Entity Builders had started to accumulate several layers of memory:

.agent/
.agents/
.codex/
ops/hermes/
openspec/
per-app READMEs
loose workflows
context inside apps/*/.agents

Each folder contained something useful, but the whole system was becoming hard to read. The problem was not “there are many files.” The real problem was more subtle:

There were several competing sources of truth.

When a repository has a single app, this is annoying but manageable.
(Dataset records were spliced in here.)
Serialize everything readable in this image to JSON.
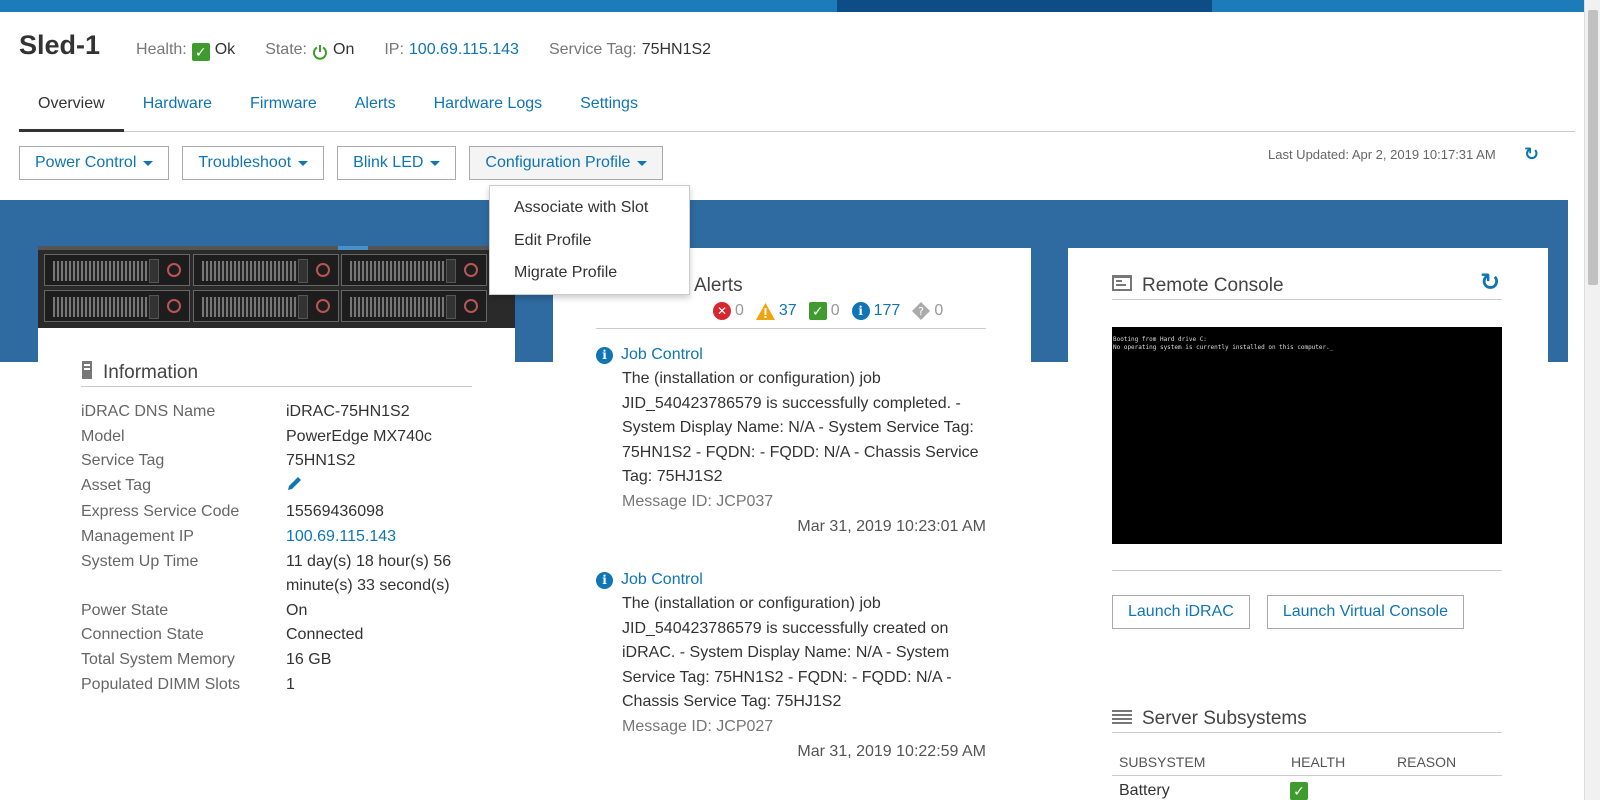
{
  "header": {
    "title": "Sled-1",
    "health_label": "Health:",
    "health_value": "Ok",
    "state_label": "State:",
    "state_value": "On",
    "ip_label": "IP:",
    "ip_value": "100.69.115.143",
    "service_tag_label": "Service Tag:",
    "service_tag_value": "75HN1S2"
  },
  "tabs": [
    {
      "label": "Overview"
    },
    {
      "label": "Hardware"
    },
    {
      "label": "Firmware"
    },
    {
      "label": "Alerts"
    },
    {
      "label": "Hardware Logs"
    },
    {
      "label": "Settings"
    }
  ],
  "toolbar": {
    "power_control": "Power Control",
    "troubleshoot": "Troubleshoot",
    "blink_led": "Blink LED",
    "configuration_profile": "Configuration Profile",
    "last_updated": "Last Updated: Apr 2, 2019 10:17:31 AM"
  },
  "config_menu": {
    "items": [
      {
        "label": "Associate with Slot"
      },
      {
        "label": "Edit Profile"
      },
      {
        "label": "Migrate Profile"
      }
    ]
  },
  "information": {
    "title": "Information",
    "rows": [
      {
        "key": "iDRAC DNS Name",
        "value": "iDRAC-75HN1S2"
      },
      {
        "key": "Model",
        "value": "PowerEdge MX740c"
      },
      {
        "key": "Service Tag",
        "value": "75HN1S2"
      },
      {
        "key": "Asset Tag",
        "value": ""
      },
      {
        "key": "Express Service Code",
        "value": "15569436098"
      },
      {
        "key": "Management IP",
        "value": "100.69.115.143"
      },
      {
        "key": "System Up Time",
        "value": "11 day(s) 18 hour(s) 56 minute(s) 33 second(s)"
      },
      {
        "key": "Power State",
        "value": "On"
      },
      {
        "key": "Connection State",
        "value": "Connected"
      },
      {
        "key": "Total System Memory",
        "value": "16 GB"
      },
      {
        "key": "Populated DIMM Slots",
        "value": "1"
      }
    ]
  },
  "alerts": {
    "title": "Alerts",
    "counts": {
      "critical": "0",
      "warning": "37",
      "ok": "0",
      "info": "177",
      "unknown": "0"
    },
    "items": [
      {
        "title": "Job Control",
        "body": "The (installation or configuration) job JID_540423786579 is successfully completed. - System Display Name: N/A - System Service Tag: 75HN1S2 - FQDN: - FQDD: N/A - Chassis Service Tag: 75HJ1S2",
        "message_id": "Message ID: JCP037",
        "timestamp": "Mar 31, 2019 10:23:01 AM"
      },
      {
        "title": "Job Control",
        "body": "The (installation or configuration) job JID_540423786579 is successfully created on iDRAC. - System Display Name: N/A - System Service Tag: 75HN1S2 - FQDN: - FQDD: N/A - Chassis Service Tag: 75HJ1S2",
        "message_id": "Message ID: JCP027",
        "timestamp": "Mar 31, 2019 10:22:59 AM"
      }
    ]
  },
  "remote_console": {
    "title": "Remote Console",
    "screen_lines": [
      "Booting from Hard drive C:",
      "No operating system is currently installed on this computer._"
    ],
    "launch_idrac": "Launch iDRAC",
    "launch_virtual_console": "Launch Virtual Console"
  },
  "server_subsystems": {
    "title": "Server Subsystems",
    "columns": [
      "SUBSYSTEM",
      "HEALTH",
      "REASON"
    ],
    "rows": [
      {
        "subsystem": "Battery"
      }
    ]
  },
  "colors": {
    "accent": "#0f75b5",
    "band": "#2f6aa0",
    "ok": "#3f9b2e",
    "warning": "#f0a30a",
    "critical": "#d9262e"
  }
}
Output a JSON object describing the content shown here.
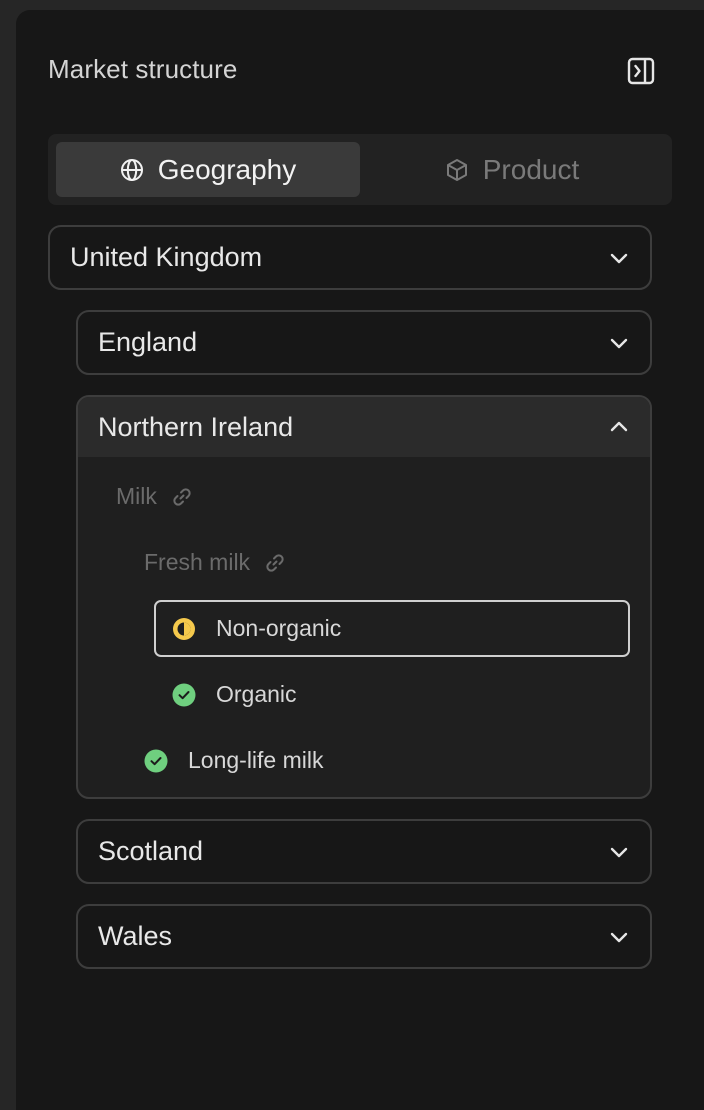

Entity Builders is not a single app: it is a monorepo with products, shared packages, Supabase infrastructure, skills, workflows, and agents.

In that context, if memory is not organized, strange things happen:

An agent reads an old rule and makes a bad decision.
A feature exists in code but not in durable documentation.
An operational workflow gets confused with a product rule.
An app like Tablia has context in three different places.
The next AI session starts without understanding the map.

Two questions showed up:

What is OpenSpec and why does it help us?
What does GitHub Spec Kit have to do with this?

The short answer:

OpenSpec is our canonical memory.
GitHub Spec Kit can be a workshop for thinking through large changes.
.agents is the agent toolbox.
Code still lives in apps/, packages/, and eb-infra/.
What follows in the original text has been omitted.